Pineda called it dirt. Others called it pine tar.
Yankees manager Joe Girardi said he didn’t know anything about it.
The Red Sox players said it didn’t matter.
There are reasons that it doesn’t matter to Boston – or most players asked around the league.
1. No one wants to be the team to point it out. If a manager does, he will set up his own team for the same kind of scrutiny. A manager may know some of his own players do it. Red Sox pitcher Clay Buchholz was seen last year using sunscreen – under the dome in Toronto – to potentially doctor pitches. Boston manager John Farrell can’t exactly accuse another pitcher of doing something similar when Red Sox pitchers have been seen doing this more than once.
2. It’s happening in baseball whether fans like it or not.
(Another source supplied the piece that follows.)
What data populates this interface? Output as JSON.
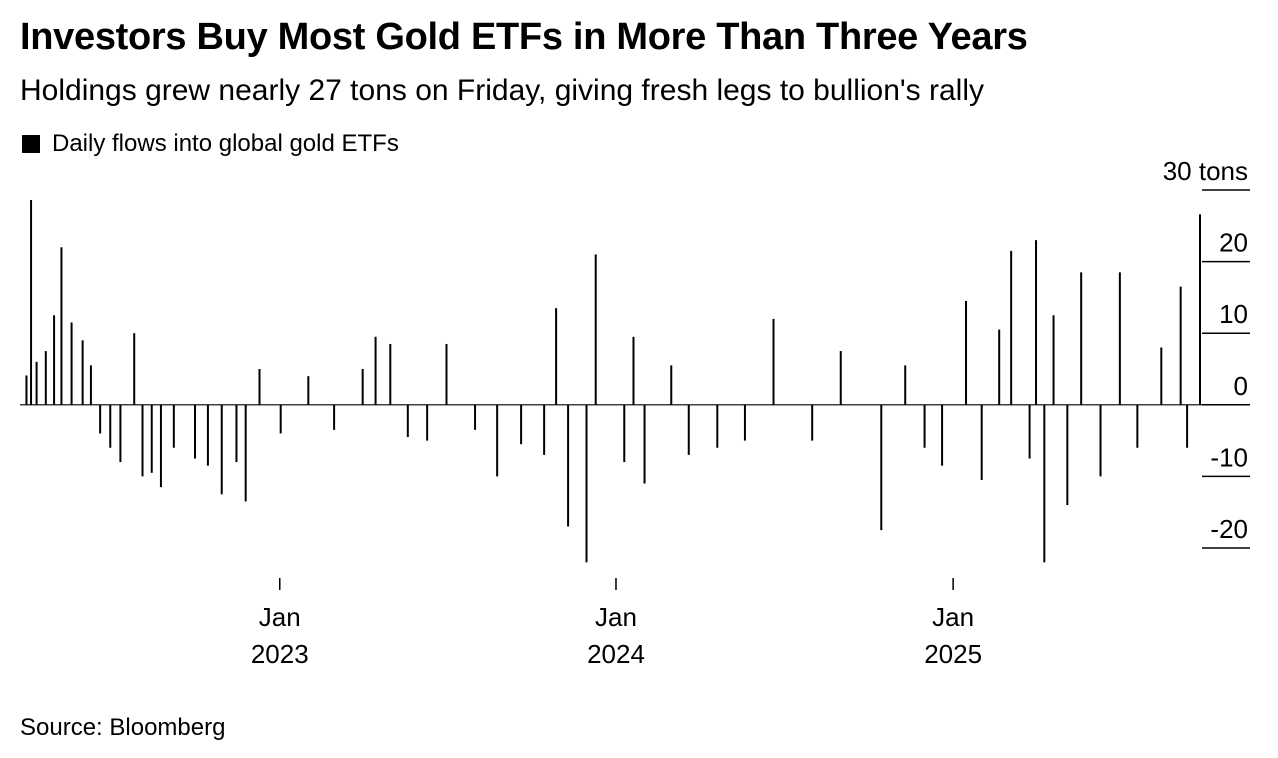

Usually pitchers are a little more inconspicuous about it. The batters know about it, and publically haven’t come out against it.
David Ortiz told reporters on Thursday night: “Everybody uses pine tar in the league. It’s not a big deal. … I don’t pay any attention to it. Did he have a lot of pine tar? I didn’t get to see it. What can I tell you, I don’t know what pine tar does to the baseball – maybe better grip. Better be careful (laughs). But his velocity and his slider was good tonight. That’s all I can tell you. His pitching was good."
3. It protects the hitters. On cold, cool nights where the ball could feel slippery, a pitcher may lose control and hit players unintentionally.
I don’t know if this true, but this is the company line. Players and pitchers asked about it on Thursday night went with this line of reasoning.
Perhaps we need another Mythbusters dedicated to baseball to see if this is actually the case.
These are reasons why players won’t say anything, or throw their colleagues under the bus when it comes to using a foreign substance when pitching – despite it clearly being against the rules. It seems to be one of those unwritten, unspoken rules.